After two satellites crashed in space, the EU called for a European code of conduct for civil and military activities in space. It seems unlikely that collision debris will endanger the International Space Station.
The US's Iridium satellite, like the one shown here, hit a Russian Cosmos
Hours after news came out that US and Russian satellites collided in orbit over the Arctic, the EU proposed a voluntary pact that it said could help prevent environmental emergencies.
Crashes could lead to space becoming a site of conflict, the Czech EU presidency warned before the UN's Conference on Disarmament.
All those sending objects into outer space should "take appropriate steps to minimize the risk of collision," the EU told the conference.
"States conducting outer space activities should also refrain from any intentional action which will or might bring about ... the damage or destruction of outer space objects," the Czech EU Presidency told the United Nations forum.
A privately owned US communications spacecraft collided on Tuesday, Feb. 10, with a defunct Russian military satellite, according to US Strategic Command, which made the news public late Wednesday.
Event is a "first"
The collision -- which was not believed to be intentional -- occurred in a polar orbit not far from that of a defunct Chinese weather satellite that was shot apart by a ground-based ballistic missile in a Chinese weapons test in January 2007.
"This is the first time we've ever had two intact spacecraft accidentally run into each other," Nicholas Johnson, chief scientist of NASA's Orbital Debris Program Office at the Johnson Space Center in Houston, told the DPA news service. "It was a bad day for both of them."
According to officials, the resulting debris field of more than 500 pieces formed could pose a threat to other satellites.

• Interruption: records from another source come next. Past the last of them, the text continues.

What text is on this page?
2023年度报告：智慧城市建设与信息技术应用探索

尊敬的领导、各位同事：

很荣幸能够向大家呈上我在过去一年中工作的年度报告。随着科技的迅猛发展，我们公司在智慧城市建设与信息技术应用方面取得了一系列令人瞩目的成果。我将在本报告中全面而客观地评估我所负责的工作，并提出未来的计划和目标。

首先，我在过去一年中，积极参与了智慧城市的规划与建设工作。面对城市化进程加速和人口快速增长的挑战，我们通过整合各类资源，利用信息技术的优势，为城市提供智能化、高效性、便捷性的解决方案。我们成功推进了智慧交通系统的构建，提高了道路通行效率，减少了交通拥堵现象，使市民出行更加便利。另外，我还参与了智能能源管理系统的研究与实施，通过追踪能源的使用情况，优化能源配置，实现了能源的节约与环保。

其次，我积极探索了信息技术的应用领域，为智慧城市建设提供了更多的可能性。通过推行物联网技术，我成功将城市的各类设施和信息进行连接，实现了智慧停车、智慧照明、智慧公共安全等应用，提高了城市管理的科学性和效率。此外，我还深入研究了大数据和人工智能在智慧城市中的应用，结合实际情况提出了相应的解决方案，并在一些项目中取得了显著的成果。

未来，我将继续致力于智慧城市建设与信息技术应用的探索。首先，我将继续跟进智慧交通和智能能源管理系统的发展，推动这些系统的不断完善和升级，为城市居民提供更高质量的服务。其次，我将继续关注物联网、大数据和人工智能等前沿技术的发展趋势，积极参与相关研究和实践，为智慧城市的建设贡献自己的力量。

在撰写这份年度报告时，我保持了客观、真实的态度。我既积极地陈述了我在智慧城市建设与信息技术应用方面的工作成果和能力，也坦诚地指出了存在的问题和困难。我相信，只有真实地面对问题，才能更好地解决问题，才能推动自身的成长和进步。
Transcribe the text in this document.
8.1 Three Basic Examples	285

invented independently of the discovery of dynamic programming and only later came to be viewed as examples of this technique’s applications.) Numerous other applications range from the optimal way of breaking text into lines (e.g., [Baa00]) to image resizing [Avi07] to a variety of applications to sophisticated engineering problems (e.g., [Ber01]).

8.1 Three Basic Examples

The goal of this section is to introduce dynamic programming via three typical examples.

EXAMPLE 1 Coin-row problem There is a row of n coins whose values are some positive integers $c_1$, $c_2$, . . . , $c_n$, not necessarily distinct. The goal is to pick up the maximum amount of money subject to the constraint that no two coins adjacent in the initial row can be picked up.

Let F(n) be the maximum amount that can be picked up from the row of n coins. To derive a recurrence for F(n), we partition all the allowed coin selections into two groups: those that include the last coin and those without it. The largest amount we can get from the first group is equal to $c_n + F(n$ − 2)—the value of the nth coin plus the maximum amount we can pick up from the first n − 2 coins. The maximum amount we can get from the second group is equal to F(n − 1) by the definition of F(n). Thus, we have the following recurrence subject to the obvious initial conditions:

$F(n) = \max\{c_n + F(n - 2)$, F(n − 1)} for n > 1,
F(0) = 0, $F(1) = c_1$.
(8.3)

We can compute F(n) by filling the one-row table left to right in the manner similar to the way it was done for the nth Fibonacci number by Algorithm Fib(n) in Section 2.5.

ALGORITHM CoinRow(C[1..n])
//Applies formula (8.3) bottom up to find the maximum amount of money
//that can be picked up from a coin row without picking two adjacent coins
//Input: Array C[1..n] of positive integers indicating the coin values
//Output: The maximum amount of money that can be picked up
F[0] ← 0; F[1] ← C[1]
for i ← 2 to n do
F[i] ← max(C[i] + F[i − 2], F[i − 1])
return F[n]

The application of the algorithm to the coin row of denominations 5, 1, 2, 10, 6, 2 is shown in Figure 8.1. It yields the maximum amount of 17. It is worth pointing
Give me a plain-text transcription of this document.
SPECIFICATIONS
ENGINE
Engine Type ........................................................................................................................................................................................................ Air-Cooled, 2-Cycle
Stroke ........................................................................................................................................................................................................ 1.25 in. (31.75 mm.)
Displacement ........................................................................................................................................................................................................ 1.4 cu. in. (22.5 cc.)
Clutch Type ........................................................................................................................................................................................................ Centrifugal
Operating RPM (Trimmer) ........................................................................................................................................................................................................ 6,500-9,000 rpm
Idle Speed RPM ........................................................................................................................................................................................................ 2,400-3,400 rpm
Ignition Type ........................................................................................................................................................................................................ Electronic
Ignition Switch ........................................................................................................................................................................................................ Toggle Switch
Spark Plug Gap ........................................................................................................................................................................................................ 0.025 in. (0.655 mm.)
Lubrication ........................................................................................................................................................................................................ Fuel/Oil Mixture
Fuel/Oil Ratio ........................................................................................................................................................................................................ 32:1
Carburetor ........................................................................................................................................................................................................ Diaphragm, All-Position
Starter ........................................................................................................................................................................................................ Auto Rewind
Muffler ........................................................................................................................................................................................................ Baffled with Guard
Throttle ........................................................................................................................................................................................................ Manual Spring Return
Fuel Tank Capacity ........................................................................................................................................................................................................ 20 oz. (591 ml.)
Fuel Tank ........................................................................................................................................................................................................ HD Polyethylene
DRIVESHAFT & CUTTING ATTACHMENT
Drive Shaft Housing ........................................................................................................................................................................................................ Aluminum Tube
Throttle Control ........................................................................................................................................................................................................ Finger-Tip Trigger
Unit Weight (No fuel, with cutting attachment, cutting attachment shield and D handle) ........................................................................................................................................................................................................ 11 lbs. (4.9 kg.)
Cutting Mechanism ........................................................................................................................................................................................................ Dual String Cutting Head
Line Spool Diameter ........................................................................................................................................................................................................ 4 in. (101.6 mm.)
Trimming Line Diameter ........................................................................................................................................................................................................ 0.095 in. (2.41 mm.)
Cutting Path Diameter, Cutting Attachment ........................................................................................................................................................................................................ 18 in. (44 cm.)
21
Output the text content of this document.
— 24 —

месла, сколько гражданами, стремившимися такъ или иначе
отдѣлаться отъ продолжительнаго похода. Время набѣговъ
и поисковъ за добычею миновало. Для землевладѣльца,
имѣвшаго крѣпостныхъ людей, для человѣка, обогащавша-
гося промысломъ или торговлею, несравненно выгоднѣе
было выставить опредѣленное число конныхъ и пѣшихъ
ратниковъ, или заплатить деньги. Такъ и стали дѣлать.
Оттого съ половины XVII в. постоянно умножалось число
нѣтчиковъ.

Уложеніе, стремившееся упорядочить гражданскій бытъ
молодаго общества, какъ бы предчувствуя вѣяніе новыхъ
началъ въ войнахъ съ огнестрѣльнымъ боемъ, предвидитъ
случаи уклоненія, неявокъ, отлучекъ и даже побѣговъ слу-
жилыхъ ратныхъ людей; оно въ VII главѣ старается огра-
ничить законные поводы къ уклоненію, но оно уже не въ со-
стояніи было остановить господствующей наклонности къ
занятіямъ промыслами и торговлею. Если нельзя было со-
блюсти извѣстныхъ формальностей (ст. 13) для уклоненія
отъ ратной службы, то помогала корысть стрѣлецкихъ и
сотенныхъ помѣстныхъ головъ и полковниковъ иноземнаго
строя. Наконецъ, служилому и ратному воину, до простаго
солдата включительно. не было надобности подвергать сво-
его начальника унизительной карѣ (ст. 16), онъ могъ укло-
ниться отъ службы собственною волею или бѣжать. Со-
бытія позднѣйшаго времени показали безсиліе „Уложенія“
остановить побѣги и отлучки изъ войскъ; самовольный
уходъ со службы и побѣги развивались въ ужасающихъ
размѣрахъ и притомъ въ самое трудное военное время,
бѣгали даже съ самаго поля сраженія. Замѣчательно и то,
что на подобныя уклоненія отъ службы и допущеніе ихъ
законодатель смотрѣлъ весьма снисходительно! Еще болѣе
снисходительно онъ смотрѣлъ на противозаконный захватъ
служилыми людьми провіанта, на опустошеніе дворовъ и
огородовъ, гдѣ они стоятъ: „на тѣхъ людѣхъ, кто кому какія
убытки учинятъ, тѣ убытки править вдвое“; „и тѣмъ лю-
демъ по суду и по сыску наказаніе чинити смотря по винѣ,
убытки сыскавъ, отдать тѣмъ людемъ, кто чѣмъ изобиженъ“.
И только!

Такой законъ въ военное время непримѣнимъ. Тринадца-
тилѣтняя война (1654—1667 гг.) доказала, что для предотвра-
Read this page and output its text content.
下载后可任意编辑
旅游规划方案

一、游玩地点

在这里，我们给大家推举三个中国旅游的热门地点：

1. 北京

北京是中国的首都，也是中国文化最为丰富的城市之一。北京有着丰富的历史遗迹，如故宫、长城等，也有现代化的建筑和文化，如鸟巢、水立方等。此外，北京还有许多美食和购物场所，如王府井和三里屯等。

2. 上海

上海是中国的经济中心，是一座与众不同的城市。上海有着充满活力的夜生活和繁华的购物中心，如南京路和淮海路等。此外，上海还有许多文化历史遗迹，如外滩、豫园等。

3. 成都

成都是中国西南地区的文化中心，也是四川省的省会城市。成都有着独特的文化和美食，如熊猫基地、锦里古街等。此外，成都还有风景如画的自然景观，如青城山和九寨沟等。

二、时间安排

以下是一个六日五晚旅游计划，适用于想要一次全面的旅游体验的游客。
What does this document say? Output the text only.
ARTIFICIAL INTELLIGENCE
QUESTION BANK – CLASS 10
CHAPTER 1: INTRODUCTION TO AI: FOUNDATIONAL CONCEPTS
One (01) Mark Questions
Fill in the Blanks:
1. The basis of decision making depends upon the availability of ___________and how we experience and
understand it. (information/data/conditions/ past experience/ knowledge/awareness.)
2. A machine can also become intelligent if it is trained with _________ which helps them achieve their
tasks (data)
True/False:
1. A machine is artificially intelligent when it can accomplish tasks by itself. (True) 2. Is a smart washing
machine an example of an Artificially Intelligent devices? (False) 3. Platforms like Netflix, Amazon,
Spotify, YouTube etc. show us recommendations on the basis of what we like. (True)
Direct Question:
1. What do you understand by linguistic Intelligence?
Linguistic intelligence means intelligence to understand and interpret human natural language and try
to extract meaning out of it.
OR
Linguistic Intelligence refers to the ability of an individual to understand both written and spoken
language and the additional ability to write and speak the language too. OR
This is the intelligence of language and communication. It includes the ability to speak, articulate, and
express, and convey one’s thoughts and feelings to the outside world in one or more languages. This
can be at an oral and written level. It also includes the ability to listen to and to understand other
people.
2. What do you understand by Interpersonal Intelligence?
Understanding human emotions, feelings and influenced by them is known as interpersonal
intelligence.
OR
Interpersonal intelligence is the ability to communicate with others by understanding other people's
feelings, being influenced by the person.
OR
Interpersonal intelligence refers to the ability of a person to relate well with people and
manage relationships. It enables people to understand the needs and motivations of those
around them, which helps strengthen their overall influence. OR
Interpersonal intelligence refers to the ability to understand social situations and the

It would take at least two days before the size of the debris field could be assessed, NASA spokesman Michael Carey told the American broadcaster CBS.
However, experts believed there is little danger to the International Space Station, which flies in a lower orbit than those which collided.
Space is full of debris, like that from the shuttle Columbia
There was "no danger whatsoever" to the ISS, Alexander Worobjov, a spokesman for Russia's space agency Roskosmos said.
Russian military spokesman Alexander Yakushin was quoted by Russia's Interfax news agency as saying the debris field still needed to be examined.
The Russian satellite had been in space since 1993 but hasn't been in use for years, he said. The US satellite has been in orbit since 1997.
Initial radar examinations by the US military showed around 600 pieces of debris in the wake of the collision.
Outer space is one of the many issues that has stymied the Conference on Disarmament in the past decade. It has failed to agree to launch negotiations on any major issue since clinching global pacts banning chemical weapons and underground nuclear blasts in the 1990s.
The EU's intended code of conduct, prepared in Brussels in December, would cover scientific, commercial and security work and specify reporting and notification rules to ensure safe, transparent operations.
The Czech Republic said the draft text could form the basis for an eventual agreement at the Geneva forum, whose 65 members include the United States, China, Russia, India, Pakistan, and Israel.